Per quanto riguarda, invece, il Professionale del legno e dell’arredamento si apprende dal portale istituzionale che le lezioni frontali rincominceranno da giovedì 22 ottobre. Questa è, infatti, la comunicazione che la dirigente Angela Audia ha dato con una circolare agli studenti, ai docenti ed al personale Ata. Nella stessa scuola, ma dal profilo istituzionale della scuola su Facebook, si apprende di alcune donazioni da parte di privati cittadini che stanno rendendo più digntose e confortevoli le aule e gli altri spazi a disposizione della popolazione scolastica con l’acquisto di nuovi arredi.

Per quanto riguarda lo Scientifico “Raffaele Lombari Satriani” il trasferimento non è stato ancora completato ed il suo completamento appare alquanto complicato, se la Provincia non dovesse approfittare di questo periodo in cui le lezioni frontali sono sospere. Personale interno al Liceo, infatti, ci ha raccontato che per il trasferimento di banchi, sedie e cattedre anche lo Scientifico “Raffaele Lombardi Satriani” ci si è dovuti arrangiare alla meno peggio,

affidarsi al volontariato del personale Ata ed ad una colletta che ha coinvolto anche anche i docenti che ha consentito di raccogliere 100 euro a mo’ di parziale rimborso al proprietario di un camion che ha realizzato il trasbordo dell’arredamento dalla vecchia sede del palazzo Castagnino alla nuova sede di Foresta.

Il personale interno alla stessa scuola, però, non se l’è sentita di intervenire allo stesso modo per trasferire privatamente i laboratori linguistico, informatico e scientifico dello stesso Liceo presso il Polo di Foresta. Trattandosi di apparecchiature di un certo valore, infatti, nessuno ha voluto assumersi la responsabilità di trasferire le apparecchiature da volontario per il richio che le attrezzature potrebbero subire dei danni nel pur breve trasbordo fra Petilia centro e la frazione di Foresta.
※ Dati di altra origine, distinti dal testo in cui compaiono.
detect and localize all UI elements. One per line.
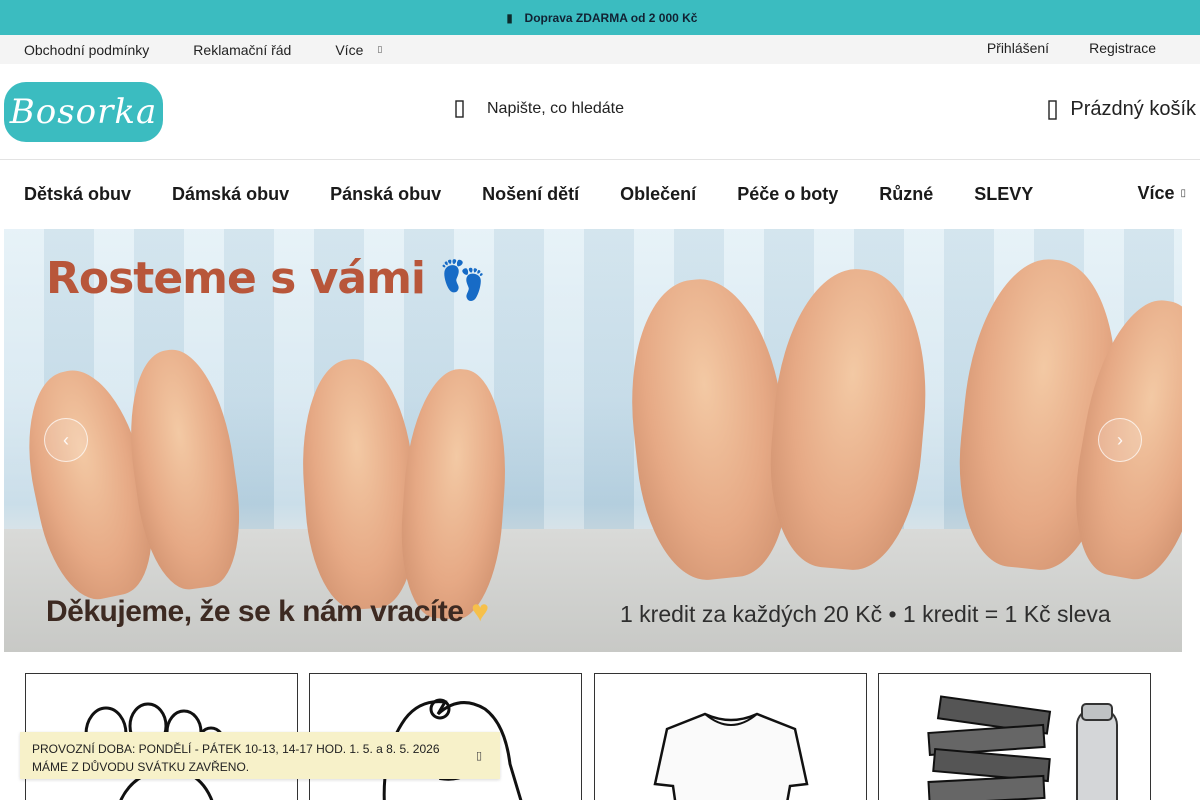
nav-more-menu[interactable]: Více ▯ [1137, 183, 1186, 204]
hero-title-text: Rosteme s vámi [46, 253, 426, 304]
nav-item-kids-shoes[interactable]: Dětská obuv [24, 184, 131, 205]
register-link[interactable]: Registrace [1089, 40, 1156, 56]
search-icon [455, 100, 469, 118]
utility-more-menu[interactable]: Více ▯ [335, 42, 382, 58]
login-link[interactable]: Přihlášení [987, 40, 1049, 56]
category-tile-clothing[interactable] [594, 673, 867, 800]
utility-bar: Obchodní podmínky Reklamační řád Více ▯ … [0, 35, 1200, 64]
hero-thanks: Děkujeme, že se k nám vracíte ♥ [46, 595, 489, 629]
nav-item-shoe-care[interactable]: Péče o boty [737, 184, 838, 205]
chevron-down-icon: ▯ [377, 44, 383, 54]
terms-link[interactable]: Obchodní podmínky [24, 42, 149, 58]
notice-line-1: PROVOZNÍ DOBA: PONDĚLÍ - PÁTEK 10-13, 14… [32, 742, 440, 756]
nav-more-label: Více [1137, 183, 1175, 203]
nav-item-babywearing[interactable]: Nošení dětí [482, 184, 579, 205]
hero-credit-info: 1 kredit za každých 20 Kč • 1 kredit = 1… [620, 601, 1111, 627]
site-header: Bosorka Napište, co hledáte Prázdný koší… [0, 64, 1200, 160]
nav-item-men-shoes[interactable]: Pánská obuv [330, 184, 441, 205]
cart-button[interactable]: Prázdný košík [1048, 98, 1196, 121]
promo-bar: ▮ Doprava ZDARMA od 2 000 Kč [0, 0, 1200, 35]
nav-item-misc[interactable]: Různé [879, 184, 933, 205]
chevron-down-icon: ▯ [1180, 188, 1186, 199]
promo-text: Doprava ZDARMA od 2 000 Kč [524, 10, 698, 25]
books-bottle-icon [927, 695, 1118, 800]
opening-hours-notice: PROVOZNÍ DOBA: PONDĚLÍ - PÁTEK 10-13, 14… [20, 732, 500, 779]
account-links: Přihlášení Registrace [987, 40, 1176, 56]
hero-title: Rosteme s vámi 👣 [46, 253, 487, 304]
heart-icon: ♥ [471, 595, 489, 628]
logo-text: Bosorka [9, 91, 158, 132]
notice-line-2: MÁME Z DŮVODU SVÁTKU ZAVŘENO. [32, 760, 250, 774]
close-icon[interactable]: ▯ [476, 747, 482, 765]
nav-item-clothing[interactable]: Oblečení [620, 184, 696, 205]
search-placeholder: Napište, co hledáte [487, 100, 624, 117]
carousel-next-button[interactable]: › [1098, 418, 1142, 462]
category-nav: Dětská obuv Dámská obuv Pánská obuv Noše… [0, 160, 1200, 228]
category-tile-misc[interactable] [878, 673, 1151, 800]
truck-icon: ▮ [506, 10, 513, 25]
utility-more-label: Více [335, 41, 364, 58]
footprints-icon: 👣 [439, 258, 486, 302]
search-trigger[interactable]: Napište, co hledáte [455, 100, 624, 118]
nav-item-sale[interactable]: SLEVY [974, 184, 1033, 205]
tshirt-icon [653, 712, 809, 800]
carousel-prev-button[interactable]: ‹ [44, 418, 88, 462]
cart-label: Prázdný košík [1070, 98, 1196, 120]
complaints-link[interactable]: Reklamační řád [193, 42, 291, 58]
hero-thanks-text: Děkujeme, že se k nám vracíte [46, 595, 464, 628]
nav-item-women-shoes[interactable]: Dámská obuv [172, 184, 289, 205]
hero-banner[interactable]: Rosteme s vámi 👣 Děkujeme, že se k nám v… [4, 229, 1182, 652]
site-logo[interactable]: Bosorka [4, 81, 163, 142]
cart-icon [1048, 99, 1060, 120]
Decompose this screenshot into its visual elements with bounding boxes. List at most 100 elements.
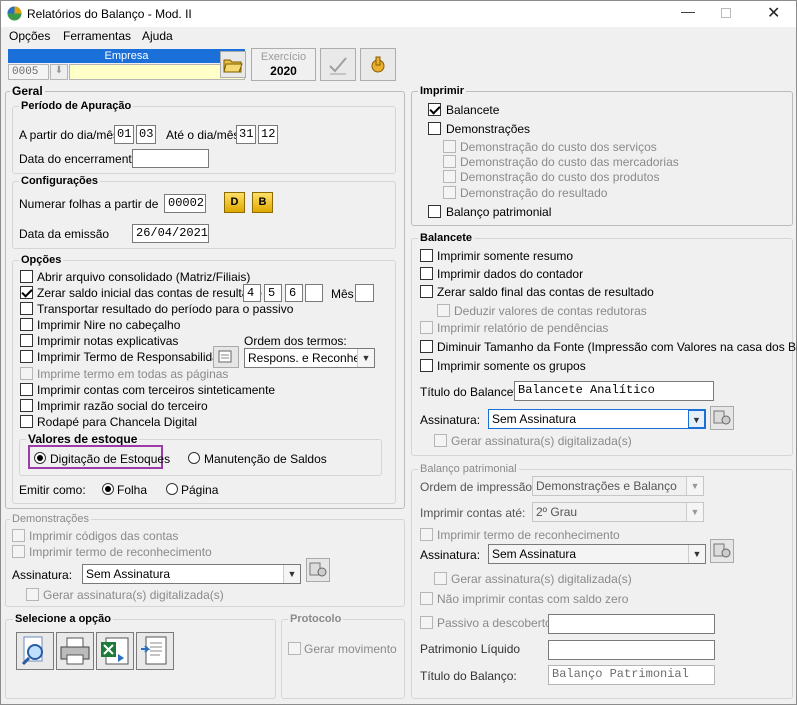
bal-contador-label: Imprimir dados do contador [437,267,584,281]
a-partir-label: A partir do dia/mês [19,128,120,142]
bal-resumo-checkbox[interactable] [420,249,433,262]
opt-imprime-termo-checkbox[interactable] [20,367,33,380]
demo-assinatura-button[interactable] [306,558,330,582]
empresa-name-field[interactable] [69,64,245,80]
imp-sub-servicos-checkbox[interactable] [443,140,456,153]
imp-sub-produtos-checkbox[interactable] [443,170,456,183]
encerramento-label: Data do encerramento [19,152,139,166]
printer-icon [60,637,90,665]
opt-razao-checkbox[interactable] [20,399,33,412]
numerar-field[interactable]: 00002 [164,194,206,213]
digitacao-radio[interactable] [34,452,46,464]
exit-button[interactable] [360,48,396,81]
imp-sub-mercadorias-checkbox[interactable] [443,155,456,168]
opt-zerar-checkbox[interactable] [20,286,33,299]
zerar-field-2[interactable]: 5 [264,284,282,302]
demo-codigos-checkbox[interactable] [12,529,25,542]
zerar-field-1[interactable]: 4 [243,284,261,302]
chevron-down-icon: ▼ [283,565,300,583]
bal-grupos-checkbox[interactable] [420,359,433,372]
excel-button[interactable] [96,632,134,670]
protocolo-group [281,619,405,699]
bp-gerar-checkbox[interactable] [434,572,447,585]
imp-balancete-checkbox[interactable] [428,103,441,116]
bal-fonte-checkbox[interactable] [420,340,433,353]
bal-assinatura-button[interactable] [710,406,734,430]
bal-pendencias-checkbox[interactable] [420,321,433,334]
bp-assinatura-button[interactable] [710,539,734,563]
opt-razao-label: Imprimir razão social do terceiro [37,399,208,413]
print-button[interactable] [56,632,94,670]
to-month-field[interactable]: 12 [258,125,278,144]
from-day-field[interactable]: 01 [114,125,134,144]
bp-termo-checkbox[interactable] [420,528,433,541]
file-export-icon [141,636,167,665]
opt-abrir-checkbox[interactable] [20,270,33,283]
imp-demonstracoes-checkbox[interactable] [428,122,441,135]
check-button[interactable] [320,48,356,81]
opt-termo-checkbox[interactable] [20,350,33,363]
emissao-label: Data da emissão [19,227,110,241]
excel-icon [101,637,129,665]
zerar-field-4[interactable] [305,284,323,302]
imp-balanco-checkbox[interactable] [428,205,441,218]
emitir-label: Emitir como: [19,483,86,497]
imp-sub-resultado-checkbox[interactable] [443,186,456,199]
folha-radio[interactable] [102,483,114,495]
demo-termo-checkbox[interactable] [12,545,25,558]
bal-titulo-field[interactable]: Balancete Analítico [514,381,714,401]
bal-deduzir-checkbox[interactable] [437,304,450,317]
bp-pl-label: Patrimonio Líquido [420,642,521,656]
bp-passivo-checkbox[interactable] [420,616,433,629]
close-icon[interactable]: ✕ [767,3,780,23]
exercicio-label: Exercício [260,51,307,63]
from-month-field[interactable]: 03 [136,125,156,144]
opt-transportar-checkbox[interactable] [20,302,33,315]
menu-ferramentas[interactable]: Ferramentas [63,29,131,43]
demo-assinatura-select[interactable]: Sem Assinatura ▼ [82,564,301,584]
bal-zerar-checkbox[interactable] [420,285,433,298]
maximize-icon[interactable] [721,8,731,18]
menu-bar: Opções Ferramentas Ajuda [1,27,796,47]
export-file-button[interactable] [136,632,174,670]
minimize-icon[interactable]: — [681,3,695,19]
bal-contador-checkbox[interactable] [420,267,433,280]
bp-titulo-field[interactable]: Balanço Patrimonial [548,665,715,685]
bp-passivo-field[interactable] [548,614,715,634]
emissao-field[interactable]: 26/04/2021 [132,224,209,243]
bp-contas-select[interactable]: 2º Grau ▼ [532,502,704,522]
menu-ajuda[interactable]: Ajuda [142,29,173,43]
bal-assinatura-label: Assinatura: [420,413,481,427]
preview-button[interactable] [16,632,54,670]
bal-gerar-checkbox[interactable] [434,434,447,447]
empresa-lookup-icon[interactable]: ⬇ [50,64,68,80]
opt-rodape-checkbox[interactable] [20,415,33,428]
ordem-select[interactable]: Respons. e Reconhec. ▼ [244,348,375,368]
demo-gerar-checkbox[interactable] [26,588,39,601]
bp-nao-imprimir-checkbox[interactable] [420,592,433,605]
to-day-field[interactable]: 31 [236,125,256,144]
periodo-title: Período de Apuração [19,100,134,113]
empresa-code-field[interactable]: 0005 [8,64,49,80]
opt-notas-checkbox[interactable] [20,334,33,347]
zerar-field-3[interactable]: 6 [285,284,303,302]
bal-assinatura-select[interactable]: Sem Assinatura ▼ [488,409,706,429]
demo-gerar-label: Gerar assinatura(s) digitalizada(s) [43,588,224,602]
d-button[interactable]: D [224,192,245,213]
menu-opcoes[interactable]: Opções [9,29,50,43]
manutencao-radio[interactable] [188,452,200,464]
protocolo-checkbox[interactable] [288,642,301,655]
bp-pl-field[interactable] [548,640,715,660]
opt-terceiros-checkbox[interactable] [20,383,33,396]
bp-assinatura-select[interactable]: Sem Assinatura ▼ [488,544,706,564]
termo-config-button[interactable] [213,346,239,368]
pagina-radio[interactable] [166,483,178,495]
encerramento-field[interactable] [132,149,209,168]
magnifier-icon [21,636,43,666]
opt-nire-checkbox[interactable] [20,318,33,331]
open-folder-button[interactable] [220,51,246,78]
b-button[interactable]: B [252,192,273,213]
opt-abrir-label: Abrir arquivo consolidado (Matriz/Filiai… [37,270,251,284]
mes-field[interactable] [355,284,374,302]
bp-ordem-select[interactable]: Demonstrações e Balanço ▼ [532,476,704,496]
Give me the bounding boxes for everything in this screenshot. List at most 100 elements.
Capita così che alla ripresa delle lezioni, non solo gli studenti ed i docenti del Liceo non avranno ancora a disposizione i propri laboratori ma la Provincia, per non aver liberato completamente il palazzo Castagnino deve continuare a pagarne il fitto ai proprietari.

Evidentemente nessuno ha voglia di fare i conti in tasca alle Istituzioni, ma il trasferimento dei laboratori del Liceo a Foresta potrebbe consentire agli uffici di via Nicoletta un buon risparmio che potrebbe essere utilizzato, per esempio, a fittare dei locali nei pressi del Polo e consentire anche al Professionale di trasferirvi i propri laboratori e tutte le classi.